Getting Started with bupaR
04 October 2022
Source:vignettes/getting_started.Rmd
getting_started.Rmd
Getting Started with bupaR
The bupaverse (alias bupaR (Janssenswillen et al. 2019)) is an open-source, integrated suite of R
-packages (R Core Team 2022) for handling and analysing business process data, developed by the Business Informatics Research Group at Hasselt University, Belgium. Profoundly inspired by the tidyverse (Wickham et al. 2019) package, the bupaverse package is designed to facilitate the installation and loading of multiple bupaverse packages in a single step.
bupaverse Package
The bupaverse is a collection of packages that can be conveniently installed from CRAN using a single R
command:
install.packages("bupaverse")
This will install the “core” packages that are required to start with business process analytics in R
. Currently, the “core” contains the following packages:
- bupaR: Core package for business process analysis.
- edeaR: Exploratory and descriptive analysis of event-based data.
- eventdataR: Repository of sample process data.
- processcheckR: Rule-based conformance checking and filtering.

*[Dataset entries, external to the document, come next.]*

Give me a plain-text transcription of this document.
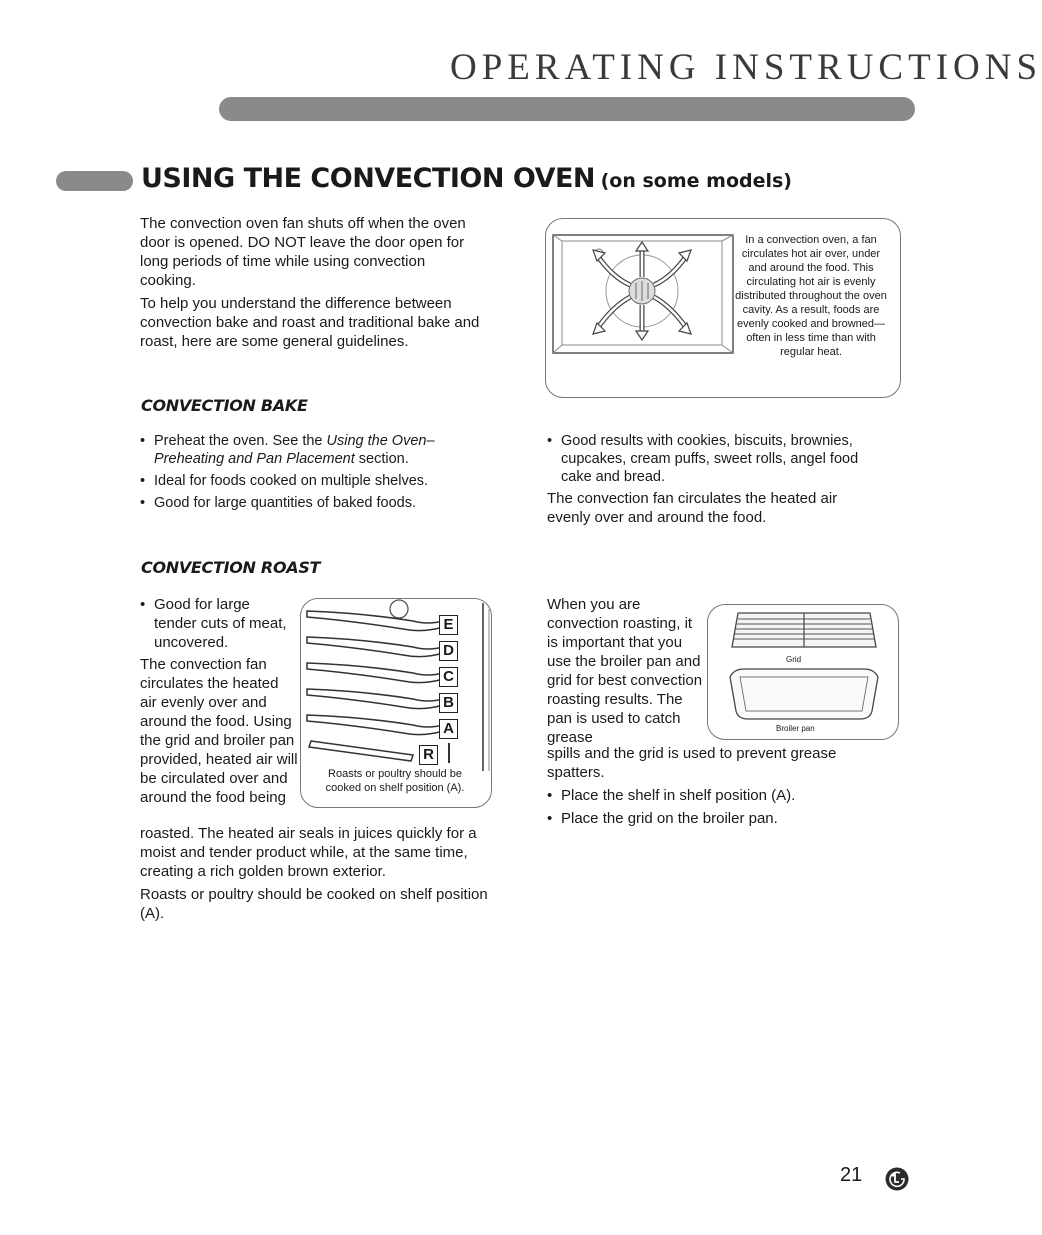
OPERATING INSTRUCTIONS
USING THE CONVECTION OVEN (on some models)

The convection oven fan shuts off when the oven door is opened. DO NOT leave the door open for long periods of time while using convection cooking.

To help you understand the difference between convection bake and roast and traditional bake and roast, here are some general guidelines.

In a convection oven, a fan circulates hot air over, under and around the food. This circulating hot air is evenly distributed throughout the oven cavity. As a result, foods are evenly cooked and browned—often in less time than with regular heat.
CONVECTION BAKE
• Preheat the oven. See the Using the Oven– Preheating and Pan Placement section.
• Ideal for foods cooked on multiple shelves.
• Good for large quantities of baked foods.
• Good results with cookies, biscuits, brownies, cupcakes, cream puffs, sweet rolls, angel food cake and bread.
The convection fan circulates the heated air evenly over and around the food.
CONVECTION ROAST
• Good for large tender cuts of meat, uncovered.
The convection fan circulates the heated air evenly over and around the food. Using the grid and broiler pan provided, heated air will be circulated over and around the food being
roasted. The heated air seals in juices quickly for a moist and tender product while, at the same time, creating a rich golden brown exterior.
Roasts or poultry should be cooked on shelf position (A).
E
D
C
B
A
R
Roasts or poultry should be cooked on shelf position (A).
When you are convection roasting, it is important that you use the broiler pan and grid for best convection roasting results. The pan is used to catch grease
spills and the grid is used to prevent grease spatters.
• Place the shelf in shelf position (A).
• Place the grid on the broiler pan.
Grid
Broiler pan
21
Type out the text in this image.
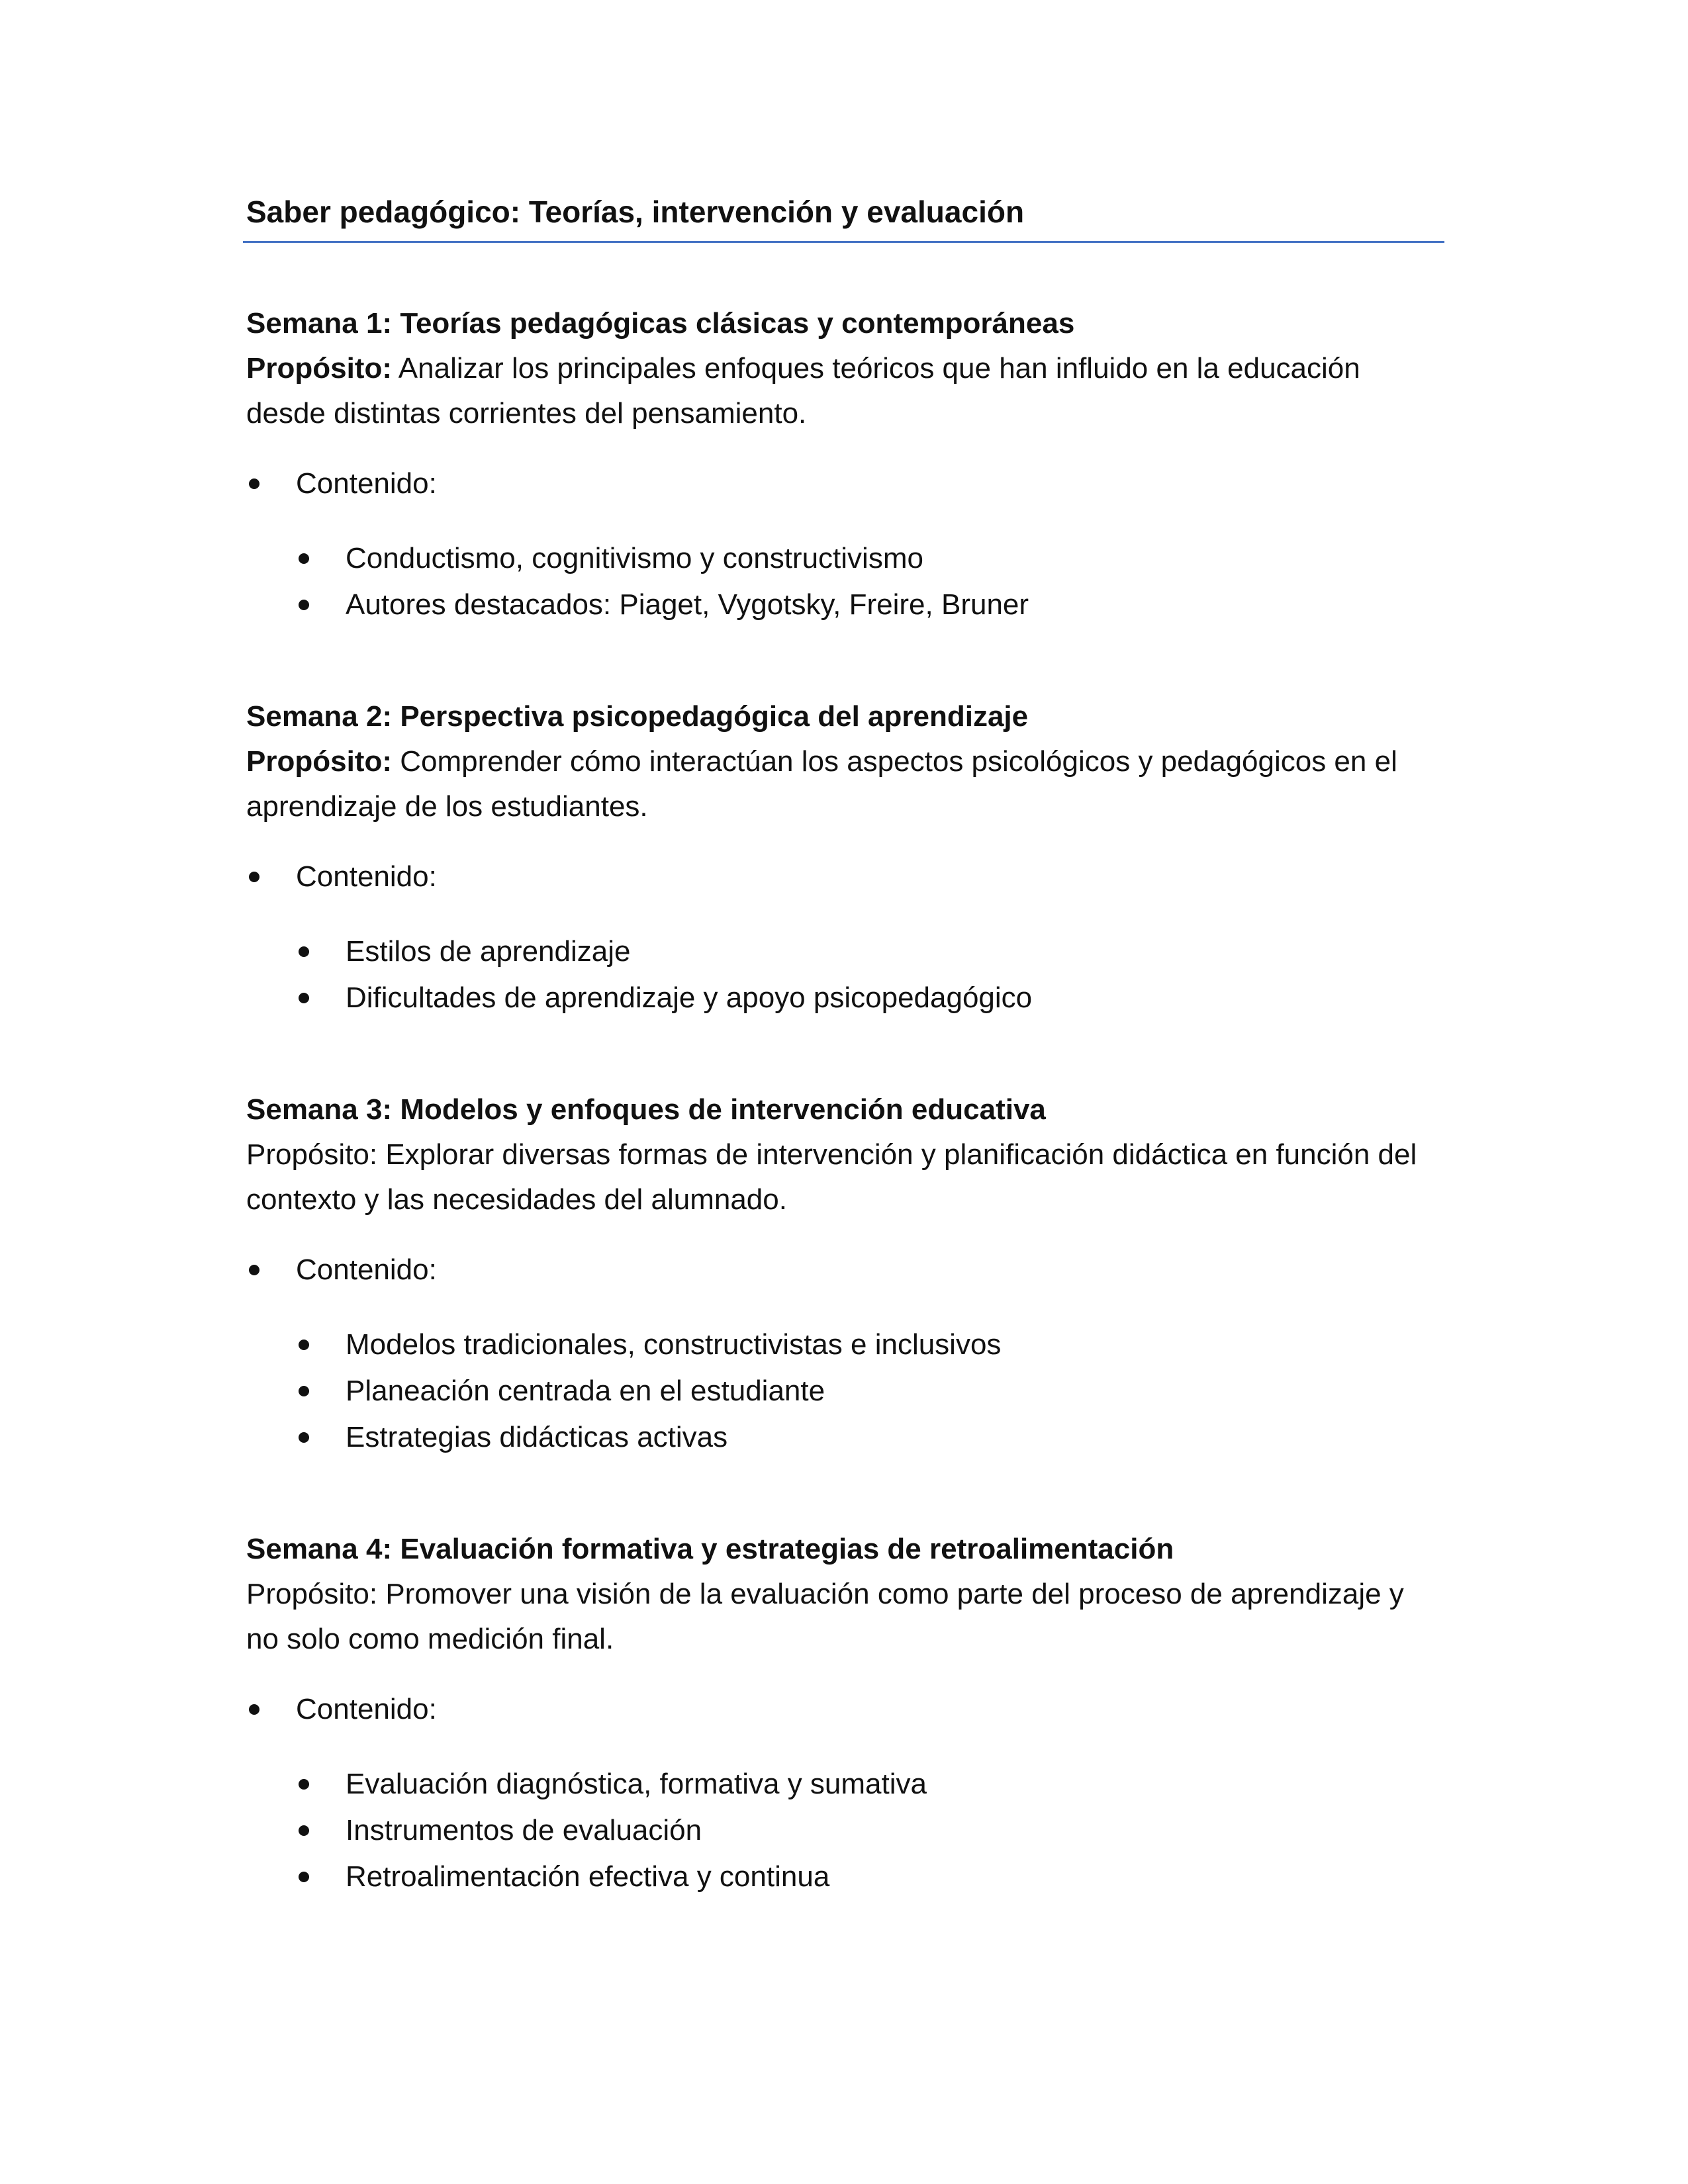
Saber pedagógico: Teorías, intervención y evaluación
Semana 1: Teorías pedagógicas clásicas y contemporáneas

Propósito: Analizar los principales enfoques teóricos que han influido en la educación desde distintas corrientes del pensamiento.

Contenido:
Conductismo, cognitivismo y constructivismo
Autores destacados: Piaget, Vygotsky, Freire, Bruner
Semana 2: Perspectiva psicopedagógica del aprendizaje

Propósito: Comprender cómo interactúan los aspectos psicológicos y pedagógicos en el aprendizaje de los estudiantes.

Contenido:
Estilos de aprendizaje
Dificultades de aprendizaje y apoyo psicopedagógico
Semana 3: Modelos y enfoques de intervención educativa

Propósito: Explorar diversas formas de intervención y planificación didáctica en función del contexto y las necesidades del alumnado.

Contenido:
Modelos tradicionales, constructivistas e inclusivos
Planeación centrada en el estudiante
Estrategias didácticas activas
Semana 4: Evaluación formativa y estrategias de retroalimentación

Propósito: Promover una visión de la evaluación como parte del proceso de aprendizaje y no solo como medición final.

Contenido:
Evaluación diagnóstica, formativa y sumativa
Instrumentos de evaluación
Retroalimentación efectiva y continua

- processmapR: Visualise event-based data using, i.a., process maps.
To start using these packages, you can load them all using a single R
command:
library(bupaverse)
#>
#> .______ __ __ .______ ___ ____ ____ _______ .______ _______. _______
#> | _ \ | | | | | _ \ / \ \ \ / / | ____|| _ \ / || ____|
#> | |_) | | | | | | |_) | / ^ \ \ \/ / | |__ | |_) | | (----`| |__
#> | _ < | | | | | ___/ / /_\ \ \ / | __| | / \ \ | __|
#> | |_) | | `--' | | | / _____ \ \ / | |____ | |\ \----.----) | | |____
#> |______/ \______/ | _| /__/ \__\ \__/ |_______|| _| `._____|_______/ |_______|
#>
#> -- Attaching packages --------------------------------------- bupaverse 0.1.0 --
#> v bupaR 0.5.2 v processcheckR 0.1.4
#> v edeaR 0.9.1 v processmapR 0.5.2
#> v eventdataR 0.3.1
#> -- Conflicts ------------------------------------------ bupaverse_conflicts() --
#> x bupaR::filter() masks stats::filter()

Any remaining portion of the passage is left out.